The negotiations for a reinstatement occurred between Johnson and the Denver office. They began with a letter of January 29, 1927, in which it called his attention to the lapse of the policy and offered to advise him as to its terms for reinstatement. The next day he answered that letter acknowledging its contents, adding he had been unable to take the note up before it was due, he had asked the company to extend the note, it had agreed to do that on payment of $300, he had remitted the amount by draft, had been ill, etc., he would not like to have the policy lapse, yet he didn’t blame the company as it was a matter of business, and concluded he would appreciate any requirement he could meet to have his policy reinstated. That draft was never received by the company. On February 5, 1927, the company wrote him, enclosing for the purpose of reinstatement blank forms for his report and án examina^ tion by his physician, and stating that upon its receipt and approval and the payment of the note, the company would give the reinstatement its attention, and if payment was inconvenient, he could remit $500 on account and the note would be renewed to April 11, 1927. On February 12, 1927, he wrote the company he would comply. On February 24, 1927, he sent the company a draft for $500 and application, consisting of his own report and that of Dr. Perkins, his physician, noting the extension was given until May first and asking permission to make semi-annual payments. That letter was received by the company on February 26. Johnson died two days later. On Mareh 2, 1927, the company addressed a letter to him, saying that its medical board requested, without prejudice to Dr. Perkins, an examination by Dr. Knight, due to the amount of insurance involved, and on the same day it requested that examination. Also, on that day, the Oklahoma City office mailed to the company a notice of Johnson’s death, which was the first notice it had of the fact. On Mareh 18,1927, the company mailed the draft for $500 to Johnson’s address.

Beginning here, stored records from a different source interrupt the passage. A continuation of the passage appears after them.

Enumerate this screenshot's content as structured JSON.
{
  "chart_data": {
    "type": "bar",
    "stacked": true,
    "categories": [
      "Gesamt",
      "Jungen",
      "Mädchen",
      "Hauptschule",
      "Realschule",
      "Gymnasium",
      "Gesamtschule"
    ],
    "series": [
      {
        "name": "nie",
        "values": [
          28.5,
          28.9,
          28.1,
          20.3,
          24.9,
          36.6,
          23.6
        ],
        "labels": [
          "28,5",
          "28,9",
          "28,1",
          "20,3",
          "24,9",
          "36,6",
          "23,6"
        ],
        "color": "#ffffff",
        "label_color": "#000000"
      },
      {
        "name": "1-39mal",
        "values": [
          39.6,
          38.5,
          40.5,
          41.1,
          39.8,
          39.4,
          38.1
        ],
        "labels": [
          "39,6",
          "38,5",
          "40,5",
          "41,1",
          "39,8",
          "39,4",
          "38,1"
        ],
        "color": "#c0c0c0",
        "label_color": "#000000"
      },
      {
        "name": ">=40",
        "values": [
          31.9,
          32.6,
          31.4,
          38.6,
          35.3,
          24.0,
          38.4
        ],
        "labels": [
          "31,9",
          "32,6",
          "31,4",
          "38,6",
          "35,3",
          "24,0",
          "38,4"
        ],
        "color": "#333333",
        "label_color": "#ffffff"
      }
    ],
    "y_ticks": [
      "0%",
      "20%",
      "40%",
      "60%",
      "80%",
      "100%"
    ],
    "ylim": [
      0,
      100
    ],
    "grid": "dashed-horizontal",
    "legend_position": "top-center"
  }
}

The company did not fail to act in a reasonable time. It did act promptly, but did not approve the application, because it was not a satisfactory showing, as required by the policy. His letters had disclosed his ill health. There was no reference in the application to any present affliction, although he lived but four days after he mailed the application. He was doubtless in extremis; and the trial court so found. The company was entitled at its option to a further medical report by its own examiner in keeping with the policy. It was certainly not bound to accept a report in which his true condition was concealed. Equitable Life Assur. Society v. McElroy, supra. A different question would arise if the company had proposed absolutely to accept the report of the assured, and then failed to act upon it. The authorities cited by counsel for the executor are inapplicable, because they are based on such a proposal.'
In order to procure a reinstatement of the policy in suit, an application to reinstate and an acceptance thereof were necessary. Equitable Life Assur. Soc. v. McElroy, supra; International Life Ins. Co. v. Mowbray (C. C. A.) 22 F.(2d) 952; Wastun v. Lincoln Nat. life Ins. Co. (C. C. A.) 12 F. (2d) 422. Those essentials were not shown in this case. The mere retention of the application was not sufficient for the purpose. Davis v. N. Y. Life Ins. Co., 47 F.(2d) 1051 (8 C. C. A., Mar. 11, 1931); Kan. City Life Ins. Co. v. Phillips, 31 Ariz. 122, 250 P. 882. The company was put in the possession of the application and draft as an attempted com-' plianee with the requirements imposed. There was no occasion for a return of them pending the negotiations, and the assured did not ask it. Besides, he was in no way misled, as he knew he was bound to satisfy the company of his insurability. There was no undue delay in returning the draft. It was held only two days before his death. Its retention thereafter was not prejudicial, as in that period a compliance with the conditions of reinstatement was impossible and was not attempted.